By order of the Board
China Carbon Neutral Development Group Limited
Chen Yonglan
Chairman and Non-executive Director
Hong Kong, 5 December 2025
Registered office:
89 Nexus Way, Camana Bay
Grand Cayman, KY1-9009
Cayman Islands
Head office and principal place of business
in Hong Kong:
Unit 1201, 12/F.
Landmark South
39 Yip Kan Street
Wong Chuk Hang
Hong Kong
Notes:
(1) The register of members of the Company will be closed from Monday, 22 December 2025 to Monday, 29 December 2025 (both days inclusive) during which period no transfer of share(s) will be effected. In order to determine the eligibility to attend and vote at the EGM, all transfer of share(s), accompanied by the relevant share certificate(s) with the properly completed transfer form(s) either overleaf or separately, must be lodged with the branch share registrar and transfer office of the Company in Hong Kong, Tricor Investor Services Limited at 17/F, Far East Finance Centre, 16 Harcourt Road, Hong Kong for registration not later than 4:30 p.m. on Sunday, 21 December 2025.
(2) Any shareholder entitled to attend and vote at the EGM or at any adjourned meeting thereof (as the case may be) is entitled to appoint another person as his/her proxy to attend and vote instead of him/her. A shareholder who is the holder of two or more shares may appoint not more than two proxies (who must be an individual or individuals) to attend and vote instead of him/her on the same occasion or if a recognised clearing house (or its nominee) is a shareholder of the Company, it may appoint the number of person(s) to act as its proxy or proxies not exceeding the number of shares held by it. A proxy need not be a shareholder of the Company but must attend the EGM or any adjourned meeting thereof (as the case may be) in person to represent him/her.
(3) In order to be valid, a form of proxy in the prescribed form together with the power of attorney or other authority (if any) under which it is signed, or a notarially certified copy of such power or authority, must be lodged with the branch share registrar and transfer office of the Company in Hong Kong, Tricor Investor Services Limited at 17/F, Far East Finance Centre, 16 Harcourt Road, Hong Kong not later than 48 hours before the time appointed for holding the EGM (i.e. not later than 11:30 a.m. on Saturday, 27 December 2025, Hong Kong time) or any adjourned meeting thereof (as the case may be).
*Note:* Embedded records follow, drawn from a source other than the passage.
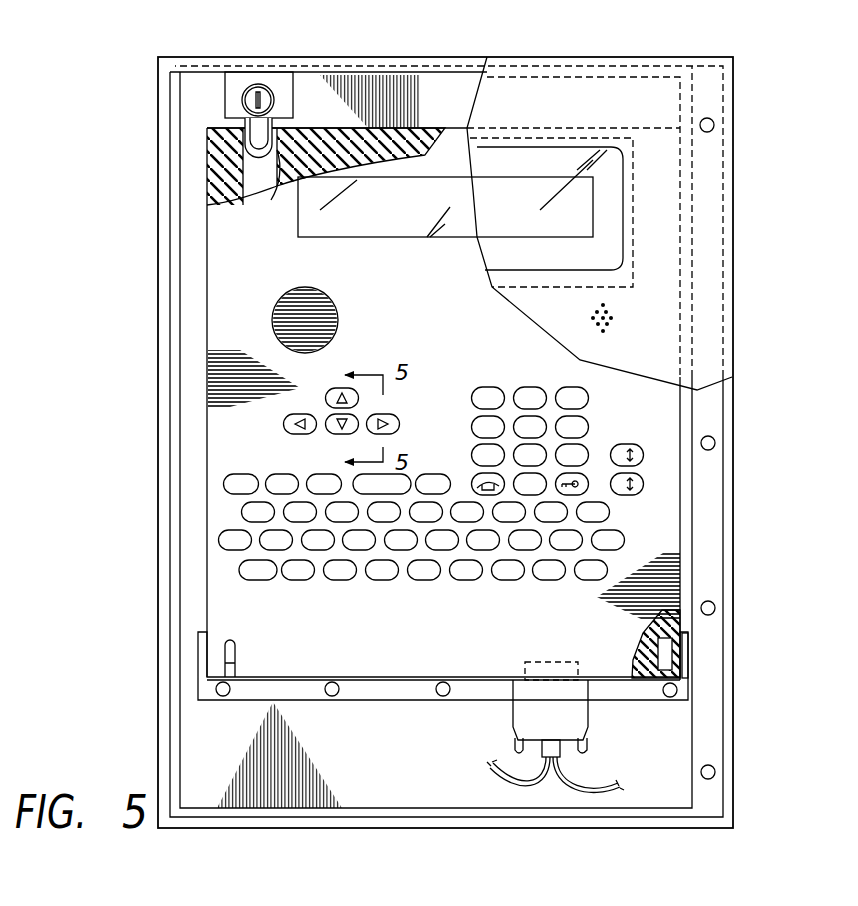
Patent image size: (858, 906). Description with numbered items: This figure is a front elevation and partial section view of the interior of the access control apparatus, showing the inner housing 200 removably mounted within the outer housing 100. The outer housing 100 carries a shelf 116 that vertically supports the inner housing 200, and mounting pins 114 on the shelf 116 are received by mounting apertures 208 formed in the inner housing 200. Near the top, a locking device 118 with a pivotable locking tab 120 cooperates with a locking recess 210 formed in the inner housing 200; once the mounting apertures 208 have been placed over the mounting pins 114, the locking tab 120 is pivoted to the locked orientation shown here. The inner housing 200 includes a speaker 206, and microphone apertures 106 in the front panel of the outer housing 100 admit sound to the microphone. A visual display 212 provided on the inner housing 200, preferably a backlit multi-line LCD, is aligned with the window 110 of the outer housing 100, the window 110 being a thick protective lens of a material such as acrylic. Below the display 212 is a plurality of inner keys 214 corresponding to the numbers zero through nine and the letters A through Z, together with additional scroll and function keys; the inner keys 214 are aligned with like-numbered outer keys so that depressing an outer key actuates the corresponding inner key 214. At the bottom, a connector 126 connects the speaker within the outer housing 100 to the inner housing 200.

The outer housing 100 is at (735, 127).
The microphone apertures 106 is at (611, 317).
The window 110 is at (623, 208).
The mounting pins 114 is at (663, 668).
The shelf 116 is at (385, 692).
The locking device 118 is at (285, 82).
The locking tab 120 is at (250, 126).
The connector 126 is at (592, 708).
The inner housing 200 is at (222, 418).
The speaker 206 is at (270, 318).
The mounting apertures 208 is at (682, 645).
The locking recess 210 is at (216, 215).
The visual display 212 is at (320, 222).
The inner keys 214 is at (406, 591).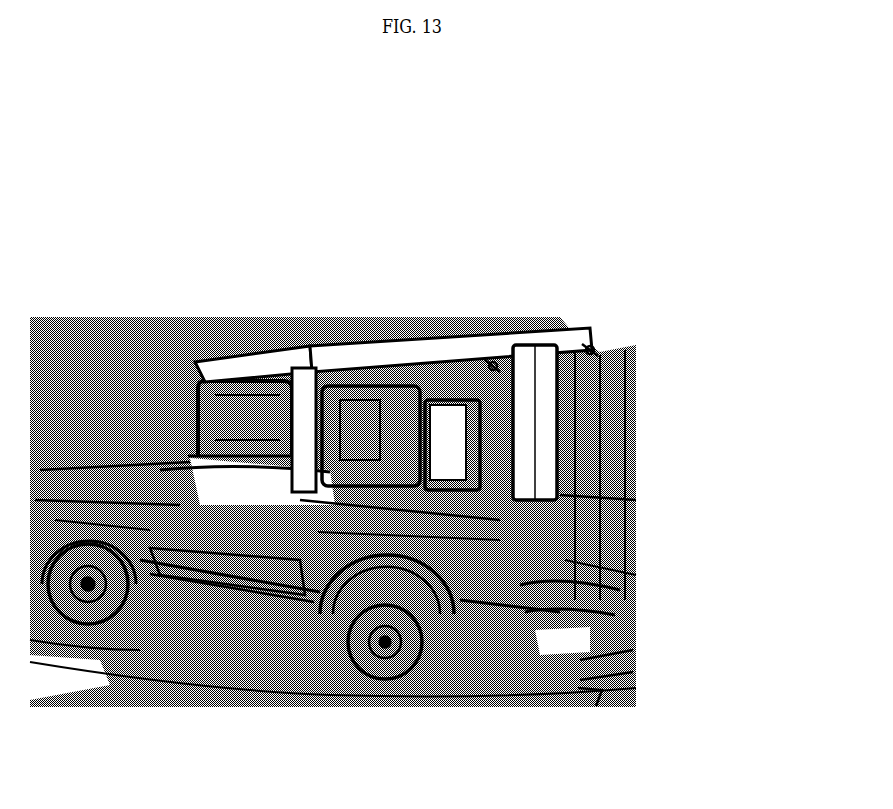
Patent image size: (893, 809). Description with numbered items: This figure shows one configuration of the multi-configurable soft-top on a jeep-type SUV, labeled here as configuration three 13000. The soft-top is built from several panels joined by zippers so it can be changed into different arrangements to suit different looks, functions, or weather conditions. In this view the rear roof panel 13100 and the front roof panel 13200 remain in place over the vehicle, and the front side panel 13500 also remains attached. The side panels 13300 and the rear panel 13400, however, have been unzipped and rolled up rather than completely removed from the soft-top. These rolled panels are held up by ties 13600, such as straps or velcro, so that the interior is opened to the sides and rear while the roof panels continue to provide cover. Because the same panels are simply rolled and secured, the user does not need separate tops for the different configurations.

The Configuration 3 13000 is at (333, 403).
The Rear Roof Panel 13100 is at (385, 320).
The Front Roof Panel 13200 is at (215, 340).
The Side Panels (rolled up) 13300 is at (505, 600).
The rear panel 13400 is at (688, 317).
The Front Side Panel 13500 is at (227, 598).
The ties 13600 is at (590, 347).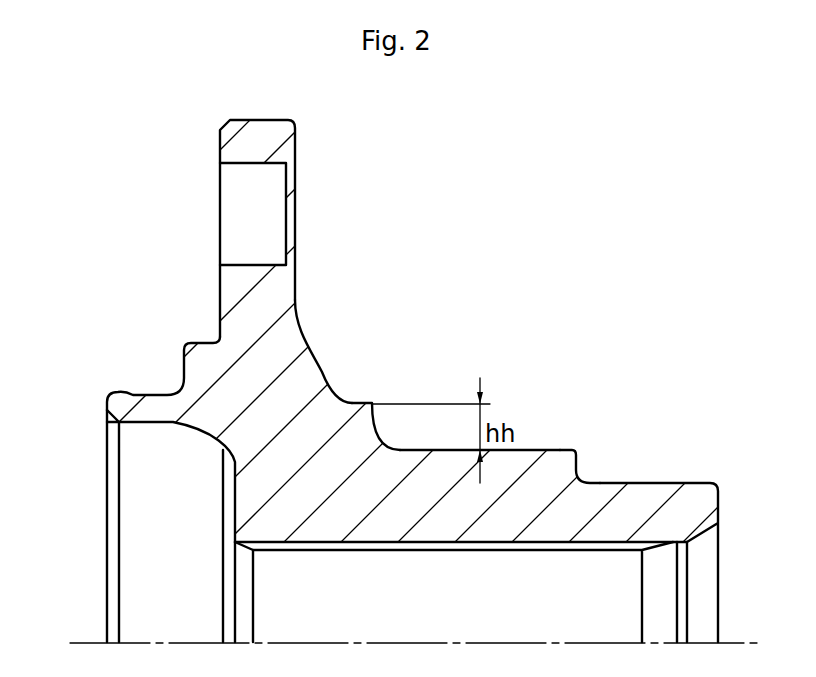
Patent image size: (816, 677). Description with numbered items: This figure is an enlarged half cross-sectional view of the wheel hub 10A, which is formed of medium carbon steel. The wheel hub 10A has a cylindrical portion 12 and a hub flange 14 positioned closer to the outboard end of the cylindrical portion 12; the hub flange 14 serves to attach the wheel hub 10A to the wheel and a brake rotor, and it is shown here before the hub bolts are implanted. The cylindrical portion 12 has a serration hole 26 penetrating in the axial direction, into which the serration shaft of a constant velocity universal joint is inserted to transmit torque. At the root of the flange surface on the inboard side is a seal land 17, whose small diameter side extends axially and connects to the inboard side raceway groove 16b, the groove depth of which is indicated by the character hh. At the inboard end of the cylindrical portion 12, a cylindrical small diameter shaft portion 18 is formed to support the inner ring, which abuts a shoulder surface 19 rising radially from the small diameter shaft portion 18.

The wheel hub 10A is at (408, 350).
The cylindrical portion 12 is at (380, 523).
The hub flange 14 is at (267, 144).
The inboard side raceway groove 16b is at (385, 427).
The seal land 17 is at (327, 368).
The small diameter shaft portion 18 is at (680, 508).
The shoulder surface 19 is at (577, 463).
The serration hole 26 is at (513, 624).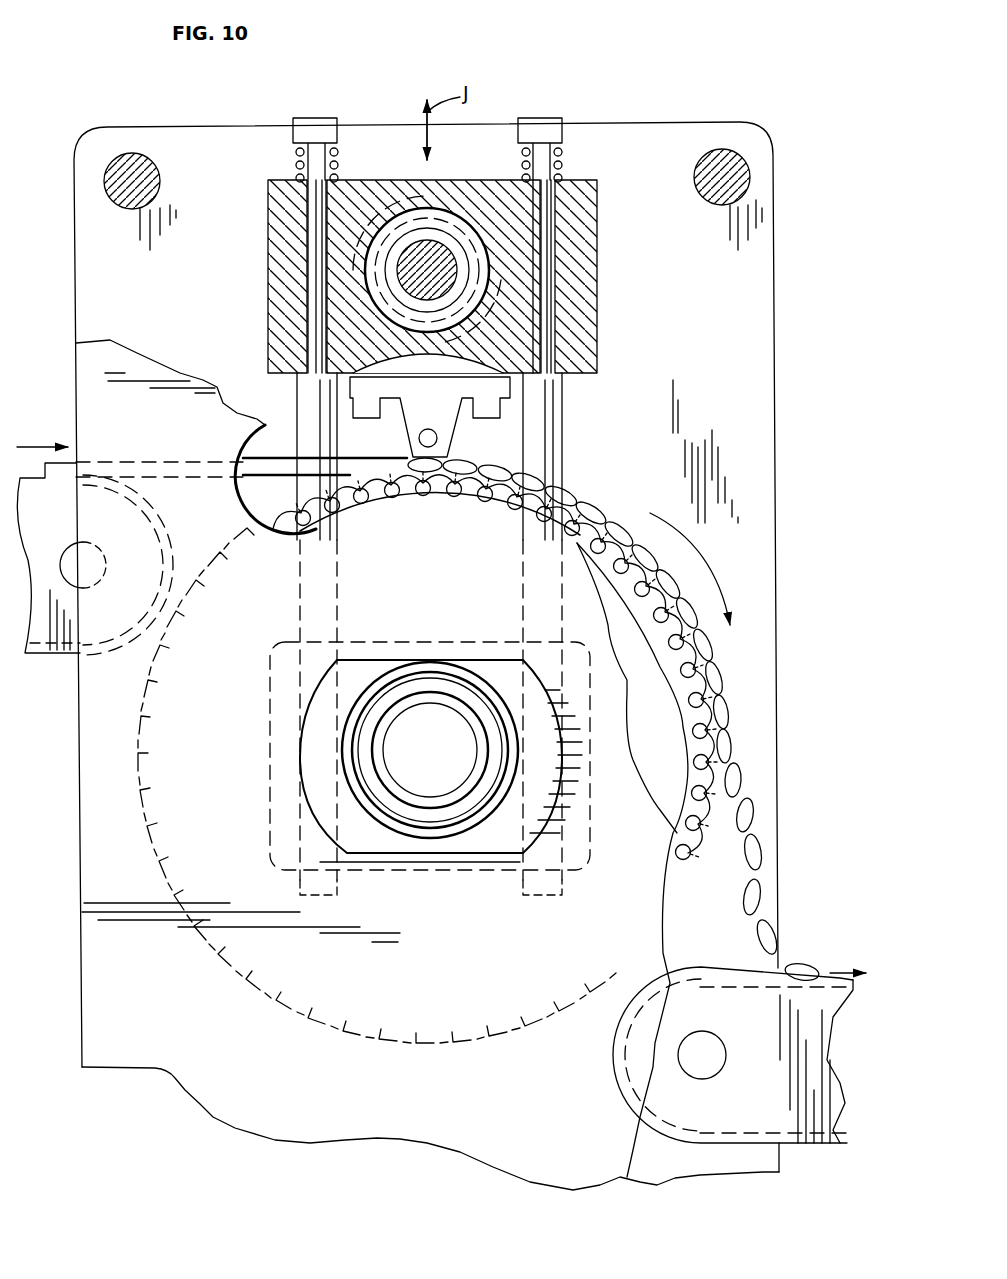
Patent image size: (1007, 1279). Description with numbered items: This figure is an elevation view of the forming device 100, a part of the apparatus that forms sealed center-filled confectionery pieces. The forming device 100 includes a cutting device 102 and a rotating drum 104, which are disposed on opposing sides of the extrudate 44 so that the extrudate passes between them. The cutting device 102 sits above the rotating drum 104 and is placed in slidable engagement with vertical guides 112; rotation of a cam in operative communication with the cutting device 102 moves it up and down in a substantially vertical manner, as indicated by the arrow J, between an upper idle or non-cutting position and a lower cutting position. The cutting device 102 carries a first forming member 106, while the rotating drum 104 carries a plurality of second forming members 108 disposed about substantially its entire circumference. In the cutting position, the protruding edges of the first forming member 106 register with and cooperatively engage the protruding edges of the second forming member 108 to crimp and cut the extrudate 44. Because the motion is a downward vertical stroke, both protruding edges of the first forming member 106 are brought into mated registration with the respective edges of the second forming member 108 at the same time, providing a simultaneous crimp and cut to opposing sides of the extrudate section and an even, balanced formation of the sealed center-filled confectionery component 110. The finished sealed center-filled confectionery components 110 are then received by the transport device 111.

The forming device 100 is at (680, 105).
The cutting device 102 is at (447, 425).
The rotating drum 104 is at (672, 733).
The first forming member 106 is at (450, 447).
The second forming member 108 is at (390, 498).
The sealed center-filled confectionery component 110 is at (573, 468).
The transport device 111 is at (833, 1145).
The vertical guides 112 is at (268, 180).
The extrudate 44 is at (67, 467).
Such prescribed form of proxy for use at the EGM is also published on the websites of The Stock Exchange of Hong Kong Limited at www.hkexnews.hk and the Company at www.carbonneutral.com.hk/.
(4) Completion and return of the form of proxy will not preclude shareholders from attending and voting in person at the EGM or at any adjourned meeting thereof (as the case may be) should they so wish, and in such event, the form of proxy shall be deemed to be revoked.
(5) Where there are joint registered holders of any share(s), any one of such joint holders may attend and vote at the EGM or at any adjourned meeting thereof (as the case may be), either in person or by proxy, in respect of such share(s) as if he/she was solely entitled thereto, but if more than one of such joint holders are present at the EGM or at any adjourned meeting thereof (as the case may be), the most senior shall alone be entitled to vote, whether in person or by proxy. For this purpose, seniority shall be determined by the order in which the names stand in the register of members of the Company in respect of the joint holding.
(6) Pursuant to Rule 13.39(4) of the Listing Rules, all votes of shareholders at the EGM will be taken by poll except where the chairman of the EGM, in good faith, decides to allow a resolution which relates purely to a procedural or administrative matter to be voted on by a show of hands. The Company will announce the results of the poll in the matter prescribed under Rule 13.39(5) of the Listing Rules.
As at the date hereof, the Executive Directors are Mr. Di Ling, Mr. Lu Xiangyong and Mr. Cheung Hiu Tung; the Non-executive Director are Mr. Geng Zhiyuan (Mr. Chen Lui as his alternate), Mr. Chen Yonglan and Mr. Zhong Guoxing; and the Independent Non-executive Directors are Mr. Cao Ming, Mr. Wang Jiasi and Ms. Qiao Yanlin.